Reduced Costs

Reduced Costs by Design

Bringing new technologies to market as quickly as possible is vital to the health of medical technology companies.

Medtronic Inc., Minneapolis, is a company focused solely on providing medical devices to the medical community and patients. Medtonic’s products require approval from the U.S. Food and Drug Administration (FDA) before they can be provided to customers. Changes made to product designs or manufacturing processes, often must be re-submitted to the FDA for approval.

Lost Time and Increased Waste

Waiting for approval from the FDA for significant product and process changes delays products getting to market—and to patients who need the life saving and sustaining devices. Medtronic also loses revenue. Inefficient processes cost the company money for waste disposal, raw material purchase and regulatory fees.

To improve efficiency without losing production time, Doug Fullen, corporate environmental director at Medtronic, said, “We needed to integrate environmental considerations into the product design process. In other words, to design Medtronic products our best the first time.”

Medtronic worked with the Minnesota Office of Environmental Assistance (OEA) to integrate Design for the Environment (DfE) into its processes. DfE is a process that incorporates environmental considerations up front in product design to help companies increase efficiency, reduce waste and save money. Medtronic received a $60,000 grant from the OEA for this project.

Evaluating Products Gets Results

Incorporating DfE meant changes for Medtronic. The product design team is now required to complete environmental evaluations for products during the design phase.

One tool used to evaluate a product’s environmental impact is the flow chart shown below. Keeping in mind that waste costs money to dispose of, the first strategy is eliminating it from processes. If that can’t be done, the team works through the rest of the chart.

“This tool helps us identify and analyze regulatory requirements and costs that we would run into down the production line. Now we have the chance to plan for and minimize the impact of these requirements and the associated costs by changing the process,” said Fullen.

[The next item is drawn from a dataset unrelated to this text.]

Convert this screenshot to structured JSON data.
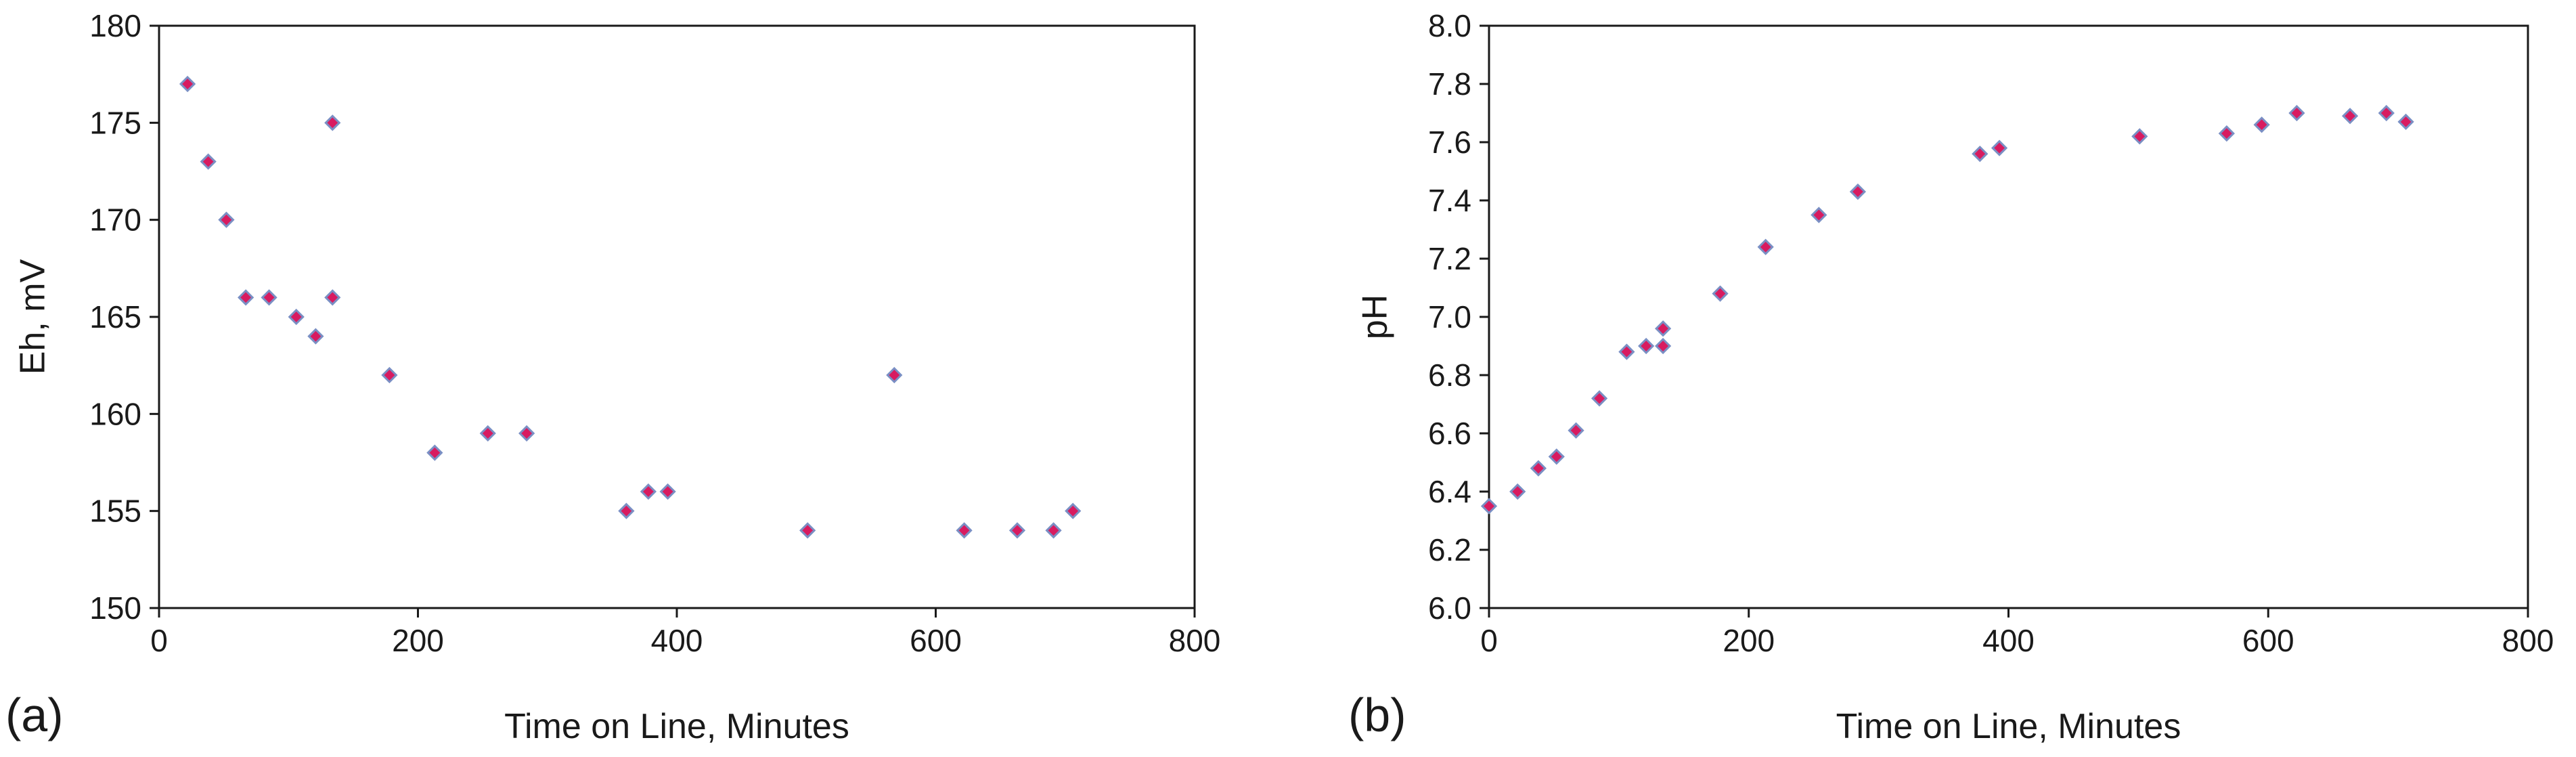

Medtronic also incorporated the Materials Productivity Process Overview Tool into its decision making. The company saved money by optimizing material use in product design and manufacturing processes, cutting material use by 75 percent. It also saved $2 million by reducing chemical use and wastewater loading by about 80 percent.

With financial assistance from the OEA, “the biggest investment we had to make was in the form of our own time and efforts. We enjoyed working with OEA,” said Fullen. “This project was one of the recipients of the 2002 Minnesota Environmental Initiative Awards.”